Why "more of a lisp"? I guess it depends on your personal definition of what a lisp is. For example, I'm much more interested in Racket because my interest is computer science.


'More of a lisp' than other common languages is what I understand it to mean, not more of a lisp than Common Lisp or Racket.


"More of a lisp" -> "Fewer of the requirements that make Lisp are incorrect or missing"

E.g. a S-exp-ified version of C is "more of a Lisp" than standard C, like:

https://github.com/kiselgra/c-mera


> personal definition of what a lisp is

Evidently, it has something to do with "a joy" to use, not with objective attributes like the details of how things work: symbols, lists, Booleans.

Also, the grandparent makes no hint of this issue at all; ravi-delia isn't responding to anything in the grandparent comment.


I meant more along the lines of dynamism, s-exprs, metaprogramming, a first-class REPL, that sort of thing. Clojure is a weird lisp for sure, but it's certainly more similar to Scheme than, for instance, Java, Python, or Go (let alone Rust). Not sure what you mean by that last part, care to clarify?


Oh yeah no I meant compared to frequently used languages. Racket's great too, though I didn't love the REPL. Clojure is definitely an odd one out in the lisp family, but compared to anything else on the JVM it's a lisp through and through.


> You will never want to program without a REPL again

I’m not a programmer.
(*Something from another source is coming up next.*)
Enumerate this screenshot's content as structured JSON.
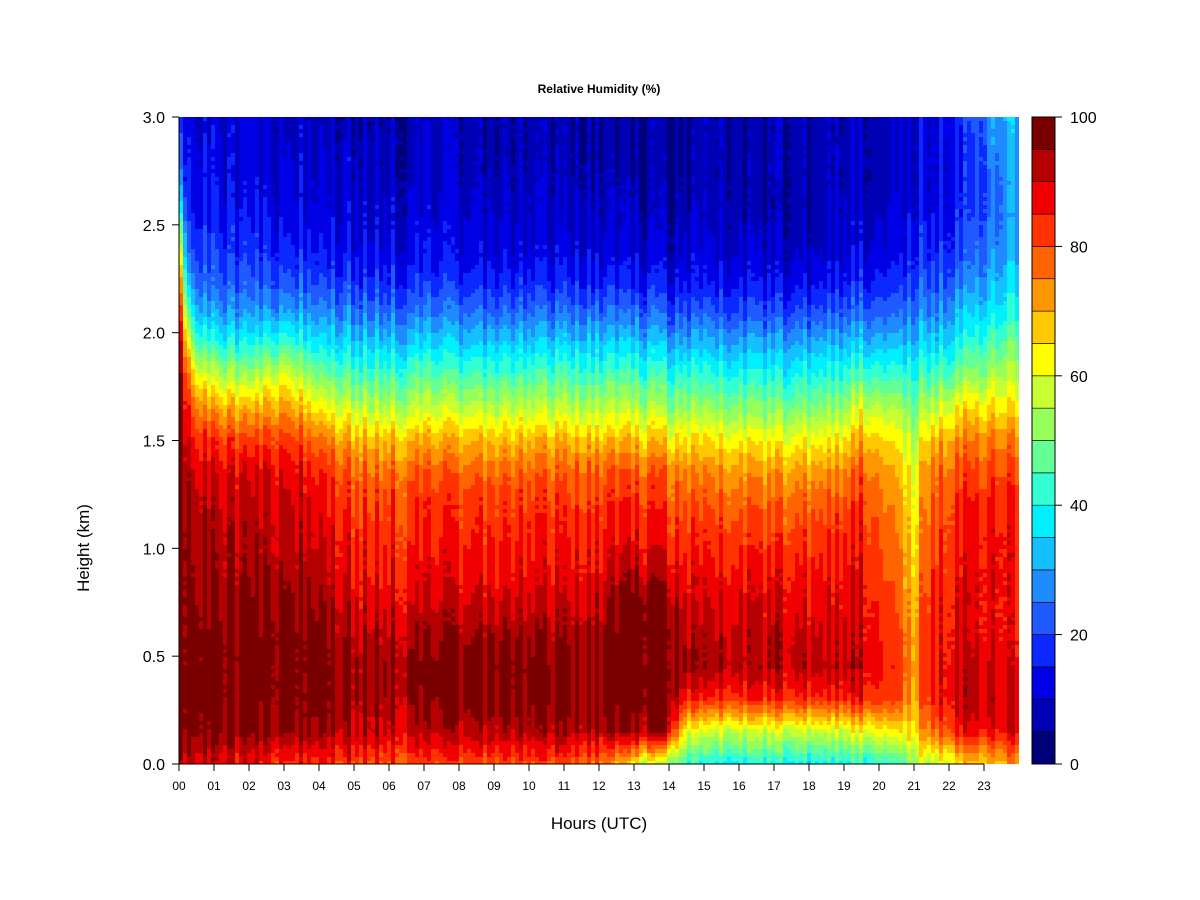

What does this mean in terms of Python? Does one write code in the repl then export it to a file to Polish when done?


Kind of, a Python REPL is nothing more than a live Python environment. You type some Python code and you immediately see the result. The main idea behind a REPL is to speed up the feedback loop of write code -> execute code -> verify results -> modify code -> repeat.

The simplest REPL you're probably familiar with is a separate window where you can execute some Python code which you can then copy paste into your editor where you can polish it. This is helpful, but a REPL (even the Python REPL) can do more.
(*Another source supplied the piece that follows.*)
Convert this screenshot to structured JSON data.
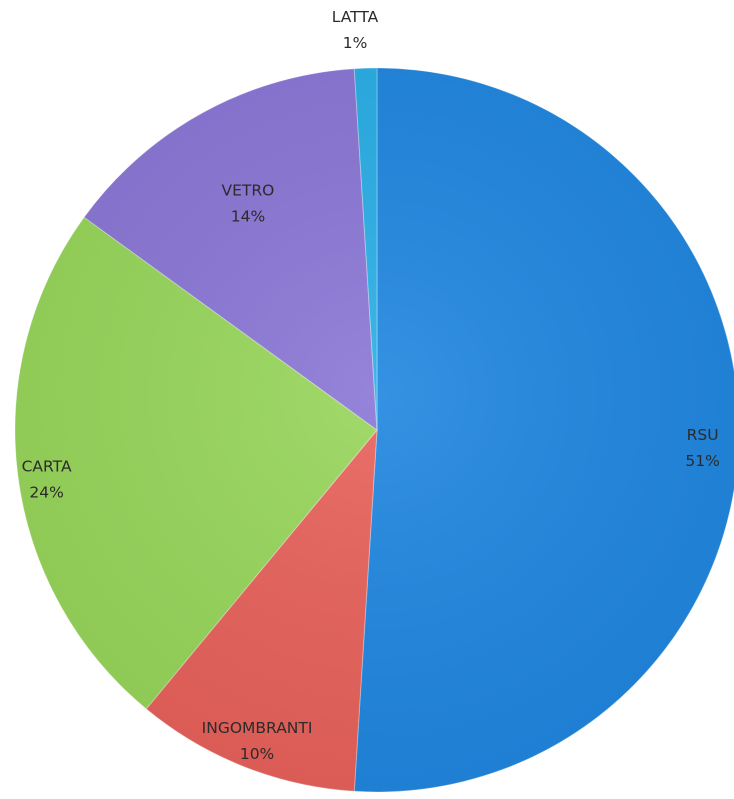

For example a nice IDE for python or lisp lets you execute selected pieces of code with a single keypress. You immediately know whether it works, and you can try out your snippet with different inputs to quickly test it etc.

You'll often make a modification or two after checking your code in a REPL, and good IDEs will let you replace the original snippet with your modified snippet with one or two key presses.

REPLs tend to be a little bit nicer if they're well integrated into your program, for instance you can load parts of your program, or start a REPL with a breakpoint in the middle of a program to debug your code from within a REPL. Again, intelligent IDE integration makes this really cool!

In the case of many Lisps, REPLs have even deeper functionality. You get features like automatically being thrown into a REPL when an error happens, so you can rewrite the code and pretend the error never happened and run it with the updated version. This is even possible in live code! (I believe some lisp code running in a space device at some point was updated from within a REPL in this way? While it was in space!)

I believe there is even more to it than that, but I've never gone deeper than this.


The old Python support for Emacs was such very good support for true REPL driven development. I have been using Lisp languages professionally since 1982, so I am fussy about having good REPL support.

I usually use PyCharm Pro and VSCode when I have to use Python for work gigs (I do deep learning about 100% of the time now), but when I want a great REPL experience I flip over to Emacs.


It's like the prisoners of Plato's cave. One could describe it to you but it's nothing like trying it. I would suggest you look for some videos or blog explaining it, or take a a week-end to try. The term REPL is here deceptive. You can load the whole compiler and the whole program in memory in a server accepting code changes and interact with them iteratively and have transparent incremental compilation when editing the code.